それに、私の話を否定しなかった。もしかしたら、思い当たる何かがあったのかもしれない。
まあ、この手しかなかったんだし、仕方ないわよね。
バルクがもう一度慎重に紙を見直し、それを上着のポケットにしまいこんだ。顔を青ざめさせたまま、しまいこんだメモに触れるように胸に手をあて黙りこんでしまった。
「バルク。本に挟んだ方はアルリックに手伝わせても良くてよ。貴方にはその胸の方をしっかりしてもらいたいから」
バルクははっと顔をあげ、執務机の本に挟んである紙を1枚抜き取った。そして目を通した彼は少し不安気な眼差しを向けた。
「こちらも理由を教えて頂けないのですか」
「……上手く言えないわ。まあ、いずれね」
「旦那さまにはよろしいのですか」
「バルクが上手に言ってくれるなら、ね」
「……畏まりました。御言葉に甘えて、アルリックにもやらせます」
「じゃ、頼んだわよ」
用事は済んだ。椅子から立ち上がり部屋を出ようとする。すかさず前に出てドアを開けてくれたバルクを見上げれば、まだ暗い表情をしていた。声をかけたくなったけれど、何を言えばいいのか。

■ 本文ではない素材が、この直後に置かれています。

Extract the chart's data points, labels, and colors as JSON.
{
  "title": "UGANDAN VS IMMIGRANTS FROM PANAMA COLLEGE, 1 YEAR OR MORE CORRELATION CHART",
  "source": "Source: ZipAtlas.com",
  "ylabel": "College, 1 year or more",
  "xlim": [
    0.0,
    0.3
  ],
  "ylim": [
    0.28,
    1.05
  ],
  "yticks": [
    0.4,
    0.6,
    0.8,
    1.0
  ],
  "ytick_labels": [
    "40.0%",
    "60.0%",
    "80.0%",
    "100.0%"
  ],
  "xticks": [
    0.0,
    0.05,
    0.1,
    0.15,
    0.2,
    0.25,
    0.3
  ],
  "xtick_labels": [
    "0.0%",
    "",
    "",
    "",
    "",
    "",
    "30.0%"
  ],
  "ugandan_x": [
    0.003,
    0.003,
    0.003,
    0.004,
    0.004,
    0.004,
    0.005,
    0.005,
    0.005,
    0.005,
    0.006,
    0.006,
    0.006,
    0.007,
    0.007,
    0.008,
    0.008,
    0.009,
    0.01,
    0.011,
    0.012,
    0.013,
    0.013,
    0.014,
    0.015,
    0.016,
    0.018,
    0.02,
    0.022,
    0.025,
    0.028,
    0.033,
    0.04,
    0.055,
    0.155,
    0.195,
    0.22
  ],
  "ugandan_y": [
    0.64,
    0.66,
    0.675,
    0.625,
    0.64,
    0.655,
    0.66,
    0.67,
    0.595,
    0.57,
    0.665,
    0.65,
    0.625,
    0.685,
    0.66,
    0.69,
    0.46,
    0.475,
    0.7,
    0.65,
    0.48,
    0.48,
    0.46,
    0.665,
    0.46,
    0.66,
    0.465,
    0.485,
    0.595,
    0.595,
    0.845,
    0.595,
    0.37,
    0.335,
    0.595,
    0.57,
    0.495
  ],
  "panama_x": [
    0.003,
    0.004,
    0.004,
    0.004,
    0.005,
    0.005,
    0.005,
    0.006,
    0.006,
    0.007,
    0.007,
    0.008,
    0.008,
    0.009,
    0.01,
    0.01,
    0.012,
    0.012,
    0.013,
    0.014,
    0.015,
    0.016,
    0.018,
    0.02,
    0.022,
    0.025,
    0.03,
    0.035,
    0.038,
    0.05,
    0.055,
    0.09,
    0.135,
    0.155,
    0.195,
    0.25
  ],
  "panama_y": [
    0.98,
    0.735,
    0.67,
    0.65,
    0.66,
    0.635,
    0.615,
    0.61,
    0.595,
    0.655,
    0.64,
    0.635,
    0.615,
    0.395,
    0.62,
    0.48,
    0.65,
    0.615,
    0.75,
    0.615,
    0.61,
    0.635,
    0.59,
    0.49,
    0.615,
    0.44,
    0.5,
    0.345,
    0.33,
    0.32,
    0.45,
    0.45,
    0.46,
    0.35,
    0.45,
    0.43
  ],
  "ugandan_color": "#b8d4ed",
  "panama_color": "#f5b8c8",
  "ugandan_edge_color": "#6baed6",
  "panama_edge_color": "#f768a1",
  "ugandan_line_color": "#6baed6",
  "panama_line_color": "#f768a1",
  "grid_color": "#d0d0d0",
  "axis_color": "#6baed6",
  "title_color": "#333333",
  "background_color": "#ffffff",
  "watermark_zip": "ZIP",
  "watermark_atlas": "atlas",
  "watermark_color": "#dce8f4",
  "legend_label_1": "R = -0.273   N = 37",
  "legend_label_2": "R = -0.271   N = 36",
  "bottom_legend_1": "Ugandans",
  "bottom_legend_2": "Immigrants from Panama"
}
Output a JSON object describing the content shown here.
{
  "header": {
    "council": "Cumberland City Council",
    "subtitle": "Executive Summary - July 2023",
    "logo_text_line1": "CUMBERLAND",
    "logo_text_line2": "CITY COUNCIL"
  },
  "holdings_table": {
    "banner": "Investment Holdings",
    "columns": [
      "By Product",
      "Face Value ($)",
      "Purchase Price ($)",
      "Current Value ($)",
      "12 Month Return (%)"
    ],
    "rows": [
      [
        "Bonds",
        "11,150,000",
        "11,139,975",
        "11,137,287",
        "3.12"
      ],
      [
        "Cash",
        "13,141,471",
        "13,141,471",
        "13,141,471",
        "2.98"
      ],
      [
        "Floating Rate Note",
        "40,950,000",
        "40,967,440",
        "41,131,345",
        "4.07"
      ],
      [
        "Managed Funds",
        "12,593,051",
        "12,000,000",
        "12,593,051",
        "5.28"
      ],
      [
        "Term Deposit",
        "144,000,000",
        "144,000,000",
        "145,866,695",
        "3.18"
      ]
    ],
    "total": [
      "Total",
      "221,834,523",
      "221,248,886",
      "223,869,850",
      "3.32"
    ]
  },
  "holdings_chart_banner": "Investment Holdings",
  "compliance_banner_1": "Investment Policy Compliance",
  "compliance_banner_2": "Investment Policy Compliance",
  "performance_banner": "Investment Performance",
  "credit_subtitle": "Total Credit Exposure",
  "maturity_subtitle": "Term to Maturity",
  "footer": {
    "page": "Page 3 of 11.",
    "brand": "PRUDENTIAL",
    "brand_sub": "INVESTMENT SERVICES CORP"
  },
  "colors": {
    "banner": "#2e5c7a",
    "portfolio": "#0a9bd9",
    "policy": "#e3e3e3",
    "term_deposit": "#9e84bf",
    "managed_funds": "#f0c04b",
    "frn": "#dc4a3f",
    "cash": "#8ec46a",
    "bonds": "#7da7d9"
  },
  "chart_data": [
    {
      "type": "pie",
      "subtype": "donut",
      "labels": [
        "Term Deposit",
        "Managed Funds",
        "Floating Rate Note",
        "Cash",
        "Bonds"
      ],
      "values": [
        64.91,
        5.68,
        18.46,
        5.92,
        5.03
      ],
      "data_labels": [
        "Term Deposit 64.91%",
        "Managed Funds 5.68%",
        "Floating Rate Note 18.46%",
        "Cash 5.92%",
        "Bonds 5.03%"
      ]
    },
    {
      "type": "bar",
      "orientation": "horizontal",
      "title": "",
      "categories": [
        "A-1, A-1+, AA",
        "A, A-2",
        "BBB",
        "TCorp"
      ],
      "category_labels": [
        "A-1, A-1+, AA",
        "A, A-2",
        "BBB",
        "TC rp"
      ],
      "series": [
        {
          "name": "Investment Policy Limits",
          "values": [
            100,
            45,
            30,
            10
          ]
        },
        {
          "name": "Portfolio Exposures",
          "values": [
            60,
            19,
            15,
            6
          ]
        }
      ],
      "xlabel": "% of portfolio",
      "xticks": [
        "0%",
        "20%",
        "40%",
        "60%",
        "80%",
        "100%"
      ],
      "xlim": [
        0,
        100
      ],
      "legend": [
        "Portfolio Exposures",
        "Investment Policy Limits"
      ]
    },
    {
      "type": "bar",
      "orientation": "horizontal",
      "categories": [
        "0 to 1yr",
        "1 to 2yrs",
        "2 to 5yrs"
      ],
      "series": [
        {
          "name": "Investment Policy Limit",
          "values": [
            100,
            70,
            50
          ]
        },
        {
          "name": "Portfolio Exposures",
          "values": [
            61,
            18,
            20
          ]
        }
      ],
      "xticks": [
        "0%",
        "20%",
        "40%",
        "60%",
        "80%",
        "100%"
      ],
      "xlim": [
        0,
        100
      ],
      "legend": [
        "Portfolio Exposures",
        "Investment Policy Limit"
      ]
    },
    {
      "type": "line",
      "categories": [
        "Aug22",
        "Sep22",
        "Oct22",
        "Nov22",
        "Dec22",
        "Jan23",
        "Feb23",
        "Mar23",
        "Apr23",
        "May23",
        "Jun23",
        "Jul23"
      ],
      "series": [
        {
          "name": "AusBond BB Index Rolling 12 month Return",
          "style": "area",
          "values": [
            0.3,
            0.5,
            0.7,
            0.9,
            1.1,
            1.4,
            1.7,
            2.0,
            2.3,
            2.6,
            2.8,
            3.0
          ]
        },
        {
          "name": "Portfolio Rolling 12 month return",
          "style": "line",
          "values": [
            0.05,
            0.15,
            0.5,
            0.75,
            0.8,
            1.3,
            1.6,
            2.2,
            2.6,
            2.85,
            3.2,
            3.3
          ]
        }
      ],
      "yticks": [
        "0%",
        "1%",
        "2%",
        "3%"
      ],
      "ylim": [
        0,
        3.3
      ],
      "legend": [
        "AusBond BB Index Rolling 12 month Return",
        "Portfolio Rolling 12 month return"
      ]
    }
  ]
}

「ーそう言えば、バルクはお父様になんと言ってあの本を持ち出す許可をもらったの?」
「……お嬢様が姫と王子の童話をお読みになり、本物の王子に憧れを抱いていらっしゃると」
「なあに?とっても甘いお菓子のような話ね」
「旦那さまも少し慌てていらっしゃいましたよ」
バルクはその時の事を思い出したのか、漸く表情を和らげた。